The Iran-backed Shiite Houthis abducted more than 120 members from a rival Islamist Sunni political party over the weekend, reports The Associated Press.
Furthermore, the Saudi Arabia-owned Al Arabiya News reports that the Houthi rebels targeted civilian homes with army tanks over the weekend, killing many people, including children.
Houthi rebels have joined forces with security forces loyal to the ousted President Ali Abdullah Saleh.
“We advise Saudi Arabia to learn from the fate of U.S. military interventions in the region and immediately stop military attacks against Yemen,” reportedly said Iran’s Deputy Foreign Minister Hossein Amir Abdollahian.
The Houthis arrested two senior members of the Sunni Islah party along with more than 120 others, reports AP.
“The Islah party, the Muslim Brotherhood’s branch in Yemen and a traditional power player in Yemen, had declared its support for the Saudi-led coalition bombing campaign against the rebels and their allies,” the AP article notes.

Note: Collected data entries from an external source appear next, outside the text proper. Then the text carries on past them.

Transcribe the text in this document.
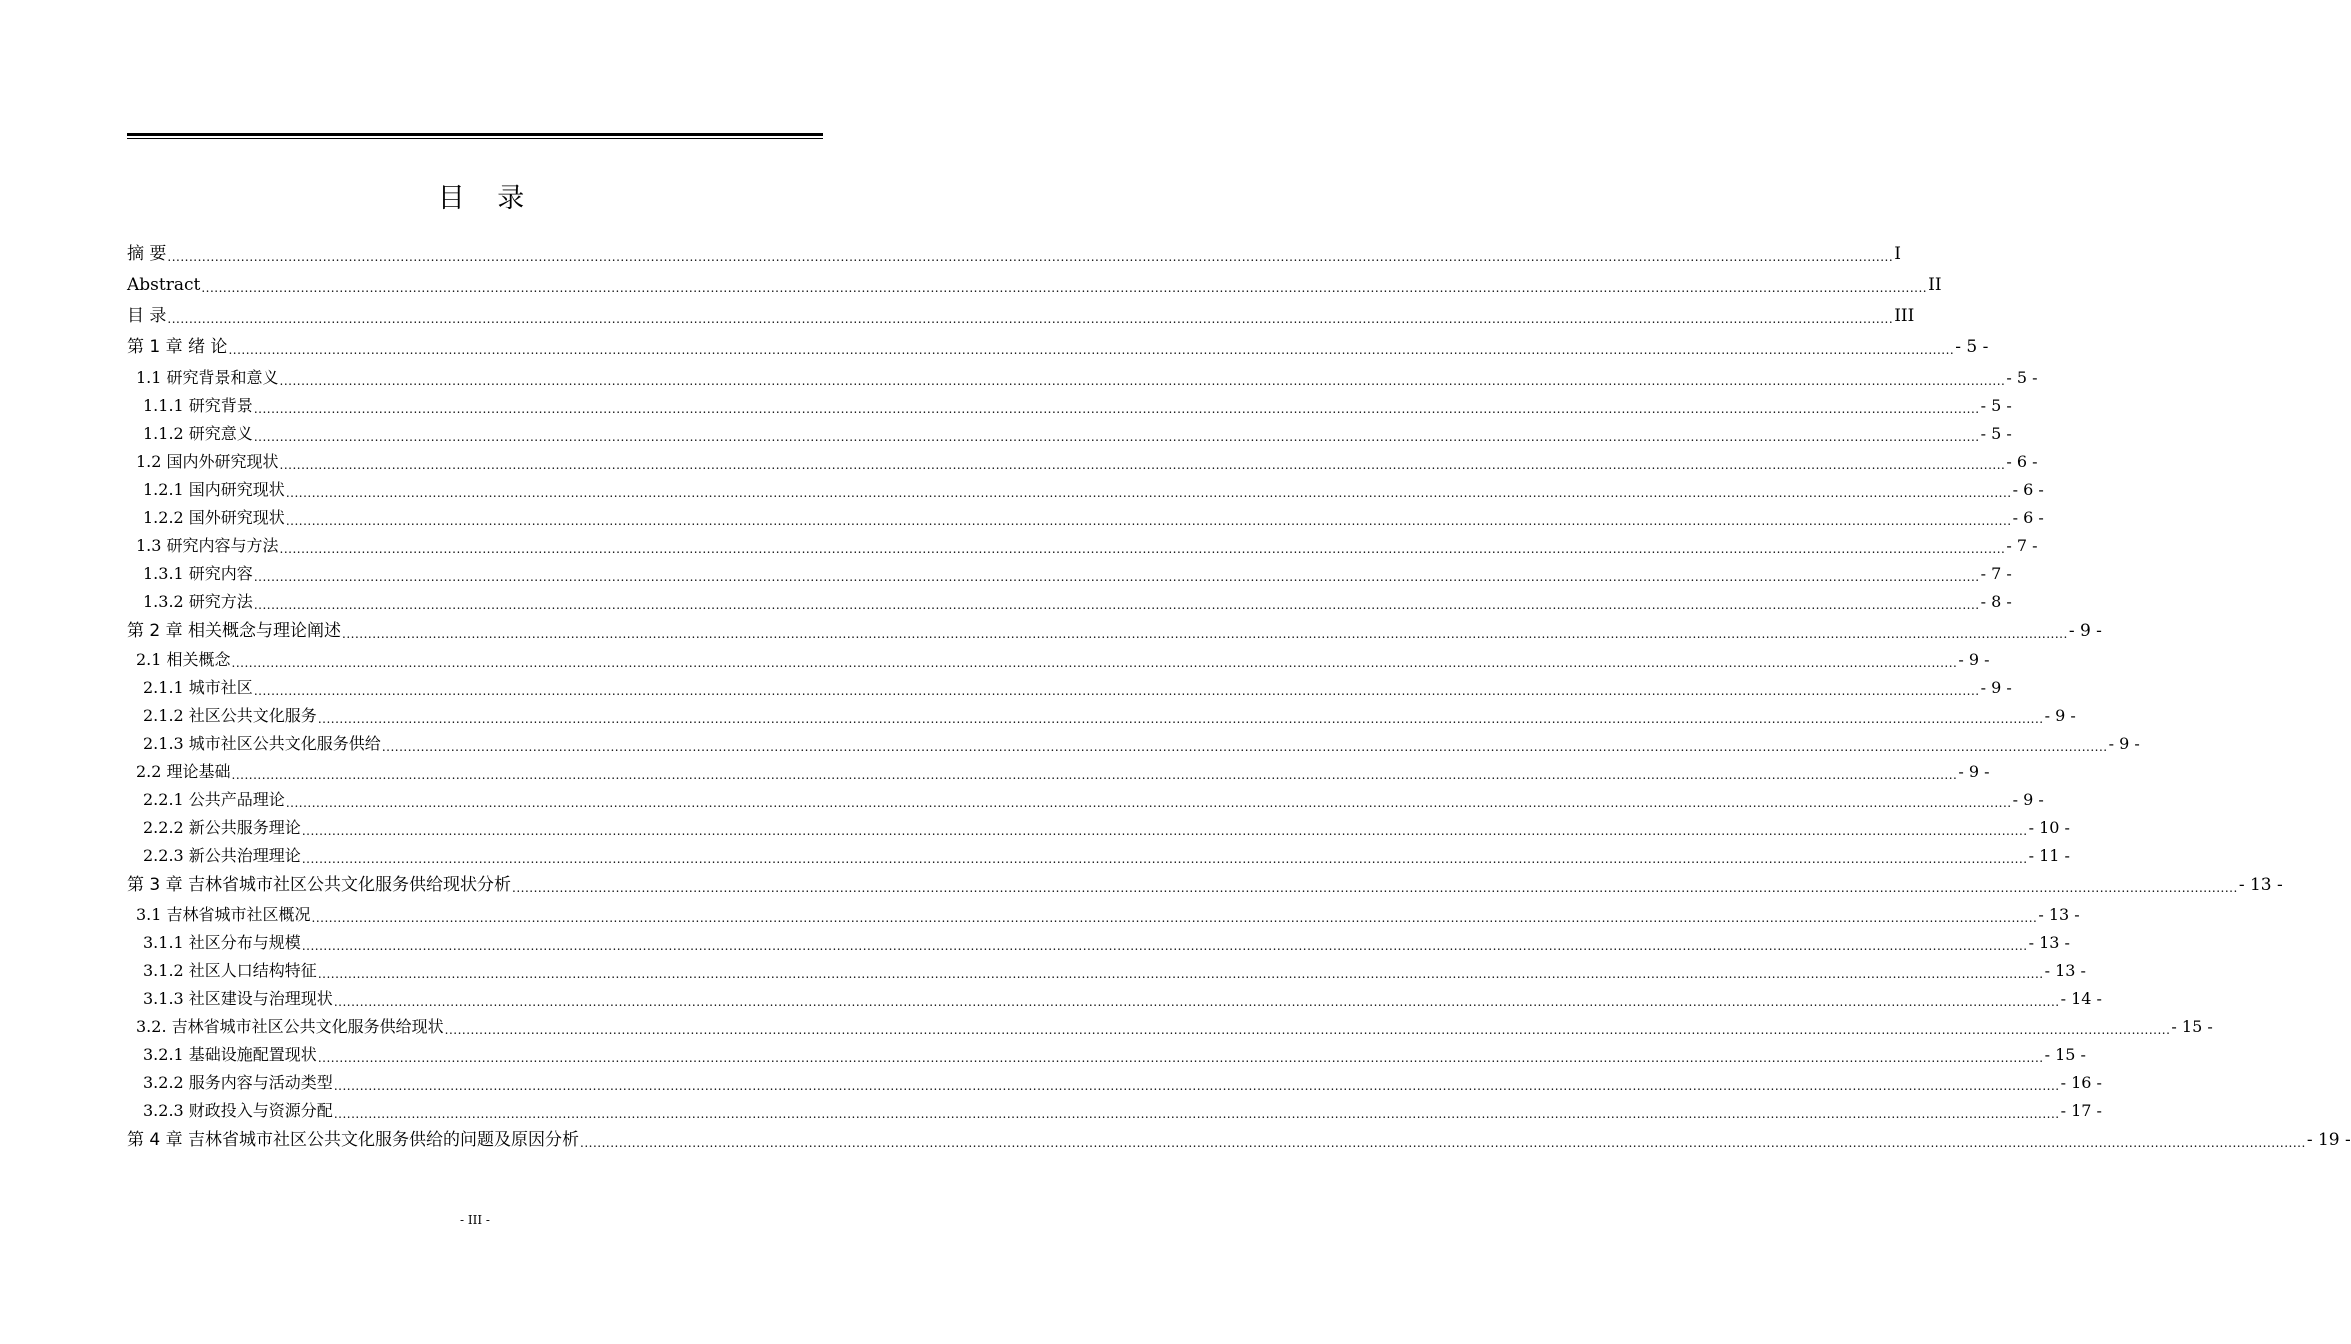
目 录
摘 要 ................................................................................................................................................................................................................................................................................................................................................................................................................ I
Abstract ................................................................................................................................................................................................................................................................................................................................................................................................................ II
目 录 ................................................................................................................................................................................................................................................................................................................................................................................................................ III
第 1 章 绪 论 ................................................................................................................................................................................................................................................................................................................................................................................................................ - 5 -
1.1 研究背景和意义 ................................................................................................................................................................................................................................................................................................................................................................................................................ - 5 -
1.1.1 研究背景 ................................................................................................................................................................................................................................................................................................................................................................................................................ - 5 -
1.1.2 研究意义 ................................................................................................................................................................................................................................................................................................................................................................................................................ - 5 -
1.2 国内外研究现状 ................................................................................................................................................................................................................................................................................................................................................................................................................ - 6 -
1.2.1 国内研究现状 ................................................................................................................................................................................................................................................................................................................................................................................................................ - 6 -
1.2.2 国外研究现状 ................................................................................................................................................................................................................................................................................................................................................................................................................ - 6 -
1.3 研究内容与方法 ................................................................................................................................................................................................................................................................................................................................................................................................................ - 7 -
1.3.1 研究内容 ................................................................................................................................................................................................................................................................................................................................................................................................................ - 7 -
1.3.2 研究方法 ................................................................................................................................................................................................................................................................................................................................................................................................................ - 8 -
第 2 章 相关概念与理论阐述 ................................................................................................................................................................................................................................................................................................................................................................................................................ - 9 -
2.1 相关概念 ................................................................................................................................................................................................................................................................................................................................................................................................................ - 9 -
2.1.1 城市社区 ................................................................................................................................................................................................................................................................................................................................................................................................................ - 9 -
2.1.2 社区公共文化服务 ................................................................................................................................................................................................................................................................................................................................................................................................................ - 9 -
2.1.3 城市社区公共文化服务供给 ................................................................................................................................................................................................................................................................................................................................................................................................................ - 9 -
2.2 理论基础 ................................................................................................................................................................................................................................................................................................................................................................................................................ - 9 -
2.2.1 公共产品理论 ................................................................................................................................................................................................................................................................................................................................................................................................................ - 9 -
2.2.2 新公共服务理论 ................................................................................................................................................................................................................................................................................................................................................................................................................ - 10 -
2.2.3 新公共治理理论 ................................................................................................................................................................................................................................................................................................................................................................................................................ - 11 -
第 3 章 吉林省城市社区公共文化服务供给现状分析 ................................................................................................................................................................................................................................................................................................................................................................................................................ - 13 -
3.1 吉林省城市社区概况 ................................................................................................................................................................................................................................................................................................................................................................................................................ - 13 -
3.1.1 社区分布与规模 ................................................................................................................................................................................................................................................................................................................................................................................................................ - 13 -
3.1.2 社区人口结构特征 ................................................................................................................................................................................................................................................................................................................................................................................................................ - 13 -
3.1.3 社区建设与治理现状 ................................................................................................................................................................................................................................................................................................................................................................................................................ - 14 -
3.2. 吉林省城市社区公共文化服务供给现状 ................................................................................................................................................................................................................................................................................................................................................................................................................ - 15 -
3.2.1 基础设施配置现状 ................................................................................................................................................................................................................................................................................................................................................................................................................ - 15 -
3.2.2 服务内容与活动类型 ................................................................................................................................................................................................................................................................................................................................................................................................................ - 16 -
3.2.3 财政投入与资源分配 ................................................................................................................................................................................................................................................................................................................................................................................................................ - 17 -
第 4 章 吉林省城市社区公共文化服务供给的问题及原因分析 ................................................................................................................................................................................................................................................................................................................................................................................................................ - 19 -
- III -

Yemeni Houthis rebels also targeted civilian homes in Aden’s port district of Mualla using army tanks, residents told Al Arabiya News.
The Shiite rebels were also accused of executing seven civilians in the southern city of Dalea.

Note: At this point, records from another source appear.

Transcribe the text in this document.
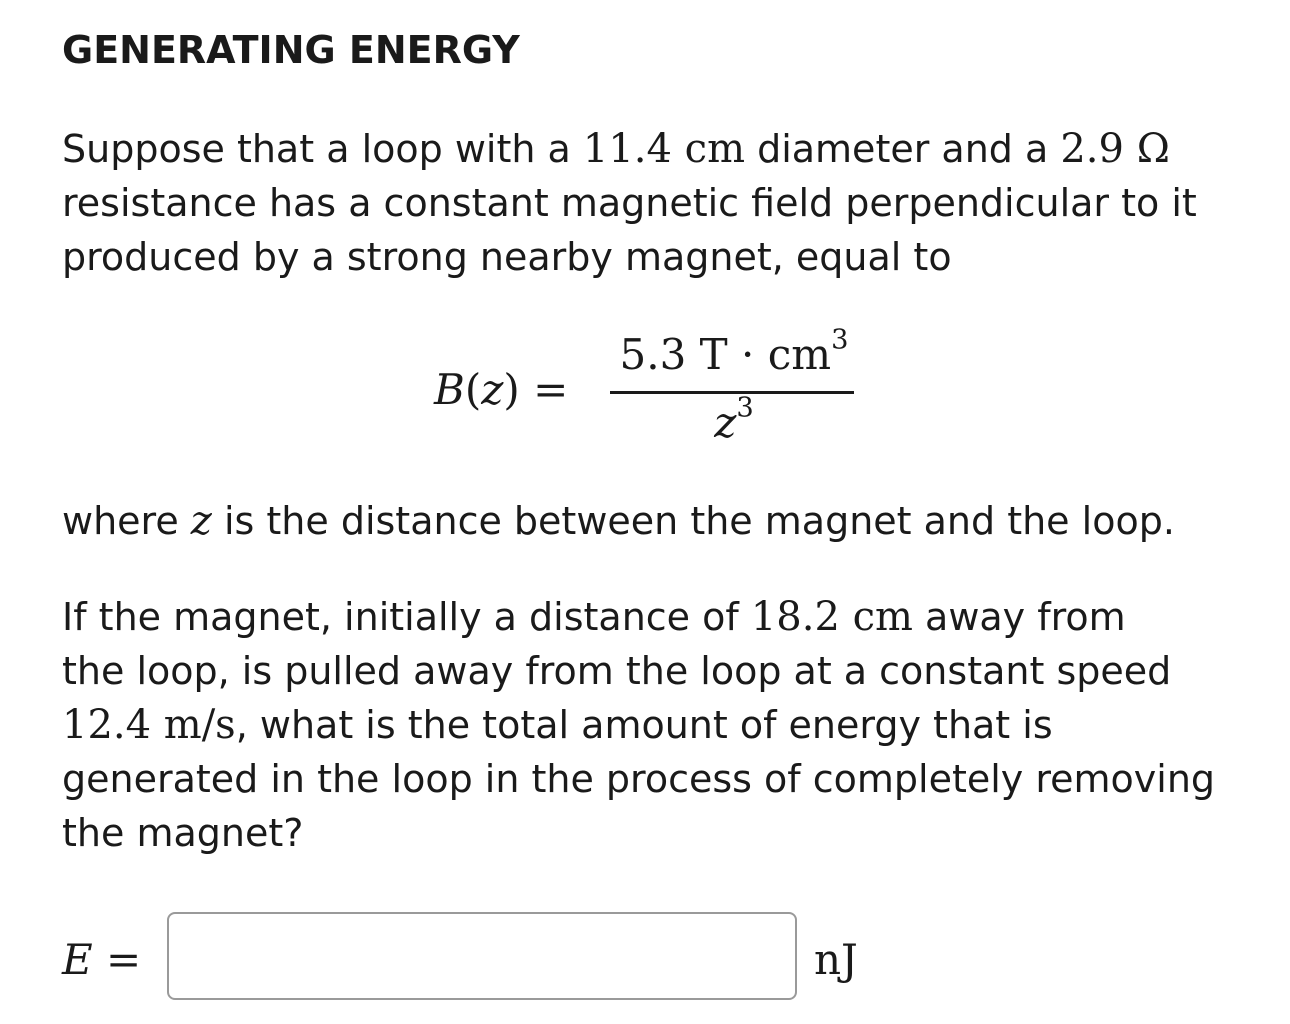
GENERATING ENERGY
Suppose that a loop with a 11.4 cm diameter and a 2.9 Ω
resistance has a constant magnetic field perpendicular to it
produced by a strong nearby magnet, equal to
B(z) =
5.3 $T \cdot cm^3$
$z^3$
where z is the distance between the magnet and the loop.
If the magnet, initially a distance of 18.2 cm away from
the loop, is pulled away from the loop at a constant speed
12.4 m/s, what is the total amount of energy that is
generated in the loop in the process of completely removing
the magnet?
E =	nJ
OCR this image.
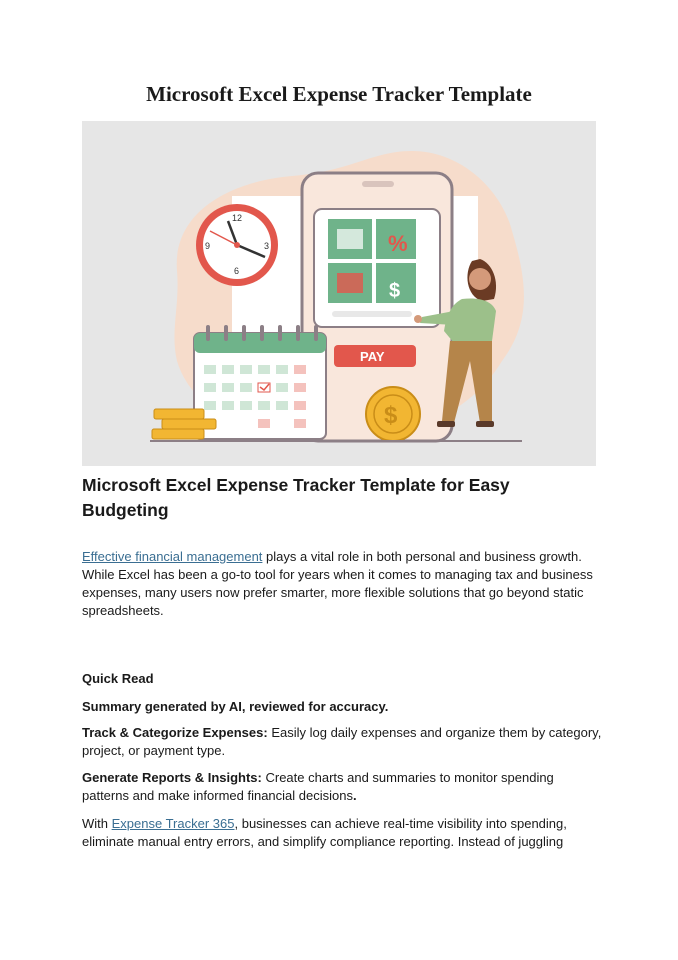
Microsoft Excel Expense Tracker Template
12
3
6
9	%
$
PAY
$
Microsoft Excel Expense Tracker Template for Easy Budgeting

Effective financial management plays a vital role in both personal and business growth. While Excel has been a go-to tool for years when it comes to managing tax and business expenses, many users now prefer smarter, more flexible solutions that go beyond static spreadsheets.

Quick Read

Summary generated by AI, reviewed for accuracy.

Track & Categorize Expenses: Easily log daily expenses and organize them by category, project, or payment type.

Generate Reports & Insights: Create charts and summaries to monitor spending patterns and make informed financial decisions.

With Expense Tracker 365, businesses can achieve real-time visibility into spending, eliminate manual entry errors, and simplify compliance reporting. Instead of juggling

According to AP, the Saudi-led coalition has also been blamed for civilian deaths.
“Also on Sunday, medical officials said coalition airstrikes in Dhale, a southern city the rebels are trying to control in order to open a corridor to Aden, killed at least five civilians, apparently when an errant missile hit a residential area,” reports AP.
“Coalition officials accuse the Houthis of hiding among civilians. Saudi military spokesman Ahmed Asiri said during Sunday’s briefing that jets targeted weapons and convoy supplies of Houthi militias heading toward Aden in the last 24 hours,” it adds.
Earlier this year, the Houthis seized the presidential palace in the Yemeni capital Sanaa, eventually forcing U.S.-backed President Abed Rabbo Mansour Hadi to flee to Saudi Arabia.
A Saudi-led coalition has been launching airstrikes against Houthi targets and their allies in Yemen.
The U.S. is only providing logistics and intelligence support. AP reports:
Coalition planes on Friday began to airdrop weapons to fighters battling the Houthis in Aden. Military officials, speaking on condition of anonymity because they were not authorized to speak to reporters, complained that some of the airdrops have landed in neighborhoods controlled by extremist groups, a claim that couldn’t be immediately and independently verified.
“Critics of the Houthis allege that the rebels are proxies for regional Shiite powerhouse Iran. Tehran has supplied the rebels with some logistical aid and supplies, but strongly denies any military support,” it adds.
The U.S. intelligence community has linked the Houthis to Iran.
The Yemen-based al-Qaeda in the Arabian Peninsula (AQAP), considered one of the most dangerous jihadist groups in the world, is reportedly benefiting from the security chaos in Yemen.